Protecting sensitive documents with secure file sharing
May 29, 2014
More organizations are putting their priorities into protecting their sensitive information, which is necessary as breach costs rise rapidly. Many small- to medium-sized businesses do not have the resources to shell out for dealing with a massive compromise, making security essential to continuity efforts and overall success. As threats become more sophisticated, companies will need to integrate secure file sharing programs and other safety measures to guard important documents.
When it comes to file transfers, organizations often warn about using personal accounts and the potential security complications that consumer-grade solutions will add to the mix. Dropbox, for example, has admitted its lack of security capabilities and the fact that employees are able to access metadata when required. Network World contributor Linda Musthaler suggested that in these cases, businesses should ask how “rare” these circumstances are, as it is not the same as never being able to view critical files. With the authority to view sensitive information, the provider could potentially leak the data and cause substantial damage to the subscriber. In order to mitigate this possibility, decision makers need to integrate enterprise-grade file sharing solutions for maximum flexibility without compromising file integrity.
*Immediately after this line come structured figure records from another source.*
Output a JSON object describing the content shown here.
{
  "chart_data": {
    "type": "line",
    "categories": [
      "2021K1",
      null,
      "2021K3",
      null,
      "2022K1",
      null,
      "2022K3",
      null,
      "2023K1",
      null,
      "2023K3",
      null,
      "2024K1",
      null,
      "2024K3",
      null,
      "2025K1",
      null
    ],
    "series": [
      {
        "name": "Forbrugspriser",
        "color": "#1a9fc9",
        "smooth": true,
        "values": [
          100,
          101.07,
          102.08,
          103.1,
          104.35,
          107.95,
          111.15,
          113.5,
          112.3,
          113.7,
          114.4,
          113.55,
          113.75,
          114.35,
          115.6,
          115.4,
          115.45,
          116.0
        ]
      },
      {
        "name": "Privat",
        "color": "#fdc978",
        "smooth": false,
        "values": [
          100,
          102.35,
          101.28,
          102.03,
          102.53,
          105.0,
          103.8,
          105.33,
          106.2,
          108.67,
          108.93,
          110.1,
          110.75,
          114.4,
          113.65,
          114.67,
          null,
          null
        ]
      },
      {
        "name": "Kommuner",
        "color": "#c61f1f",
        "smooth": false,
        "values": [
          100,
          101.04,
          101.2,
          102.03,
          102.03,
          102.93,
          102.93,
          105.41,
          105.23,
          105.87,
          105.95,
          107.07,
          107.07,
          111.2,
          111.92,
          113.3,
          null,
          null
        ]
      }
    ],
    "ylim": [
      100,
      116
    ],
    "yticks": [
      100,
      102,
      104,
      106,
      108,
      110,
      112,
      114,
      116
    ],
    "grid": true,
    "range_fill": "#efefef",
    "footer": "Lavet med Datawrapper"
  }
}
“[W]hile end users are interested in ease of use, enterprises are more concerned about data security,” Musthaler wrote. “In response, the providers of these services have enhanced data privacy and security capabilities; for example, by using SSL to secure a file during transmission to the cloud and by encrypting the file at rest in the cloud.”
Using encryption to break the security code
Protecting critical documents can be challenging for many businesses, but with the right security capabilities, they can ensure that unauthorized parties cannot view the data. In a recent article for Cloud Computing Journal, security advocate Gilad Parann-Nissany outlined seven steps to cloud migration, three of which dealt with the need for encryption. With this much emphasis on the safety of the environment itself, it shows how much IT relies on tools to keep files safe. Online file sharing services such as Memeo C1 offer a degree of encryption and remote wiping abilities to deter unapproved individuals from compromising the information. By using split key encryption and homomorphic key management, organizations can secure their critical assets and prevent costly breaches.
“The only way to truly protect yourself from this scenario is to maintain control of your encryption keys,” Parann-Nissany wrote. “And the only way to maintain such control in the cloud is with split key encryption.”